Yesterday we reported on speculation surrounding what may have caused a spike in the price of Ethereum transactions. The network showed a great deal of congestion that seemed to be caused by a lone, rogue smart contract, the nature of it though was hard to detect.
See our initial coverage of this story for yourself, here.
According to Cryptovest:
“Hypotheses surrounding the seemingly meaningless transactions have included someone deliberately paying to congest the network, or someone running tests for a future event. In any case, even the spammer has paid exorbitant transaction fees in ETH. Suspicions of a rival scam were resurrected.”
“Another hypothesis sees the ETH sent to a lottery-like game, possibly to fake participation by multiple users. ETH-based games are known for having very few users – so the comments under the transactions suggest someone may be creating fake-looking participation.”
See the full article for yourself, here.
It now seems that the latter prediction by Cryptovest is true. This is good news, because it means that the congestion wasn’t being caused as some sort of preliminary trial hack, instead though, it is alleged that this lottery-like game could be operating as some sort of a Ponzi scheme.
The smart contract causing the congestion was based on a clone of a game called FOMO3D, an Ethereum lottery that encourages the purchase of new keys that can give users a chance to win an Ethereum jackpot. According to Cryptovest, at one point the smart contract was consuming 34.5% of the Ethereum networks gas.
Furthermore, according to Cryptovest, Leonid Beder, the Head of Blockchain Engineering and Security at Orbs has said:
“What we’re seeing here looks like another clone of a known Ponzi scheme game. Analysing this smart contract’s machine code, it has a very high resemblance to the FoMo3D short smart contract and its transactions seem to support it. FoMo3Dshort is a shorter version of the FoMo3D Ponzi scheme game where the last person who buys a ‘key’ (i.e., sends a transaction) wins the pot.
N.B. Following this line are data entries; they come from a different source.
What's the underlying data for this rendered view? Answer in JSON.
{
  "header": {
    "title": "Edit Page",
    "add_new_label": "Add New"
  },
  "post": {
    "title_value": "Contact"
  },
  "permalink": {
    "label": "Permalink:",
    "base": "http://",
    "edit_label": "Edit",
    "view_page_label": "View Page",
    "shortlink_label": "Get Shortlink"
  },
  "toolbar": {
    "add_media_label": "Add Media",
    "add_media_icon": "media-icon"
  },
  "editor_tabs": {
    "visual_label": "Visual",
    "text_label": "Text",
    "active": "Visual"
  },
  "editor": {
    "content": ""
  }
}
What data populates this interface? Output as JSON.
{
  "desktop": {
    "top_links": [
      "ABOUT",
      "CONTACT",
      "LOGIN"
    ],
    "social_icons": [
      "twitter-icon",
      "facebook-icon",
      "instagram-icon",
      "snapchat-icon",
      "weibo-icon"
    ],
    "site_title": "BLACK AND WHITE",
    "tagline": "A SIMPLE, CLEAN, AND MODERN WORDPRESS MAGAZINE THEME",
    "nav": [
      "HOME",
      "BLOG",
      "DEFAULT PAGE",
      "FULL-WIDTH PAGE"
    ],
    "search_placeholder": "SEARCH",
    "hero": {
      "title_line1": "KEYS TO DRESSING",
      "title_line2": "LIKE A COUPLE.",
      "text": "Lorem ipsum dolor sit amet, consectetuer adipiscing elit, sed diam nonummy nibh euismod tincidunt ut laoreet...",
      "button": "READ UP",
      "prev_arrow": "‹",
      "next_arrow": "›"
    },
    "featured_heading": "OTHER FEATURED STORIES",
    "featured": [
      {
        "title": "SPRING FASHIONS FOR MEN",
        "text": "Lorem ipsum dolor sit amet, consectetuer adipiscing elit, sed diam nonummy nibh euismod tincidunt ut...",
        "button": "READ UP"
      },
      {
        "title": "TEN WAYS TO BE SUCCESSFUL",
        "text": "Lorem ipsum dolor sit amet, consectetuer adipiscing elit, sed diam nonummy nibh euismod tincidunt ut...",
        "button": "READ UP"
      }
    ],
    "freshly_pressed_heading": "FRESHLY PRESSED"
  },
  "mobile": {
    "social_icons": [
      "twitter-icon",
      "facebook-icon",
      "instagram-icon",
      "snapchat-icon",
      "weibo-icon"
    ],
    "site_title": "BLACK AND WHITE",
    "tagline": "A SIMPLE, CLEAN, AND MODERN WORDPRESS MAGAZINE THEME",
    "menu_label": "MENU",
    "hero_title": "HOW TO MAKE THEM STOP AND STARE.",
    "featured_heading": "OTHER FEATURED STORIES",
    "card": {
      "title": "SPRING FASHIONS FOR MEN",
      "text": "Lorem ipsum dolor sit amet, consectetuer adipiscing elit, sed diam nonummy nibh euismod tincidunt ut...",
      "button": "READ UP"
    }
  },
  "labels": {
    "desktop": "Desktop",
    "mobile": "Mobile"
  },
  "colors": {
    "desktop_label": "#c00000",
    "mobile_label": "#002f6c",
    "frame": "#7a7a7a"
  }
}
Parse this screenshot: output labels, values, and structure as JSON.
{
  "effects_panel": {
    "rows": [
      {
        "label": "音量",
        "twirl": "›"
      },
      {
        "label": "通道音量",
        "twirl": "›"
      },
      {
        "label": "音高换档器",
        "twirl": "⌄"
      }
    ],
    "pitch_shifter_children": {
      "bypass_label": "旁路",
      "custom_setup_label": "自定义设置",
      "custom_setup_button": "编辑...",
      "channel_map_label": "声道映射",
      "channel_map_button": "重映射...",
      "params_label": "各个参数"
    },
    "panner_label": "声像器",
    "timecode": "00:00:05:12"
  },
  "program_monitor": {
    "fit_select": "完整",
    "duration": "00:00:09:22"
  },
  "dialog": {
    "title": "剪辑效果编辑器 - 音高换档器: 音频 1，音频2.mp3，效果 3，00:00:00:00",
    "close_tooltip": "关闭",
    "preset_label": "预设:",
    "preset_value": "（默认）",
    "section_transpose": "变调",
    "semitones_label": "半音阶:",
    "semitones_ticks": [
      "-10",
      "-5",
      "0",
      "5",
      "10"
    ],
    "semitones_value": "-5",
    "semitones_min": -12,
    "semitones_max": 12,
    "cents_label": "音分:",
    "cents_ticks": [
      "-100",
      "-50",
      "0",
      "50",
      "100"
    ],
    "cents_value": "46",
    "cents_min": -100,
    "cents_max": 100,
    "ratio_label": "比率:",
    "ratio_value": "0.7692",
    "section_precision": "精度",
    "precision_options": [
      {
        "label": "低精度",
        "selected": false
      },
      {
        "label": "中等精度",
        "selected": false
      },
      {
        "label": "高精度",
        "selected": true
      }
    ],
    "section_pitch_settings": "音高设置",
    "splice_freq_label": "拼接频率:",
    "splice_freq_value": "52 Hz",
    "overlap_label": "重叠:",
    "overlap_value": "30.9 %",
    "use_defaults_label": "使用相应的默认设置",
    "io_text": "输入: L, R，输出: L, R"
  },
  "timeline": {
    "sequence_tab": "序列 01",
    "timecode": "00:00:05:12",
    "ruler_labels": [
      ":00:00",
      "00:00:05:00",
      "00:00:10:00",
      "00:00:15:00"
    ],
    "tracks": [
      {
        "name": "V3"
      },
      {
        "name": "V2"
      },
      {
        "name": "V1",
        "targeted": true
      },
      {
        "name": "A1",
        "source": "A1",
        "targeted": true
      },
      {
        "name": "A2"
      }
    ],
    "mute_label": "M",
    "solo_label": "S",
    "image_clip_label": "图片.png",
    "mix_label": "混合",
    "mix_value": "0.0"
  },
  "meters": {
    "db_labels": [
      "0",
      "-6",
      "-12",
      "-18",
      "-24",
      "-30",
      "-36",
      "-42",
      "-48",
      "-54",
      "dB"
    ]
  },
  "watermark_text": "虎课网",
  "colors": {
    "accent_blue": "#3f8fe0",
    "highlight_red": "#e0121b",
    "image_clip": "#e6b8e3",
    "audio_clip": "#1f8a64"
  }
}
So it naturally causes the participants to send transactions like crazy and extremely spamming the Ethereum network as the result.”
See more for yourself, here.
Part of the games operation means it reaches a state of constant, that means the smart contract continues to roll until the ‘last buyer’ purchases a key and wins the jackpot. In turn, this kickstarts a constant cycle of small purchasing activity on the Ethereum network, which is how the game managed to consume so much gas and clog up the network so much.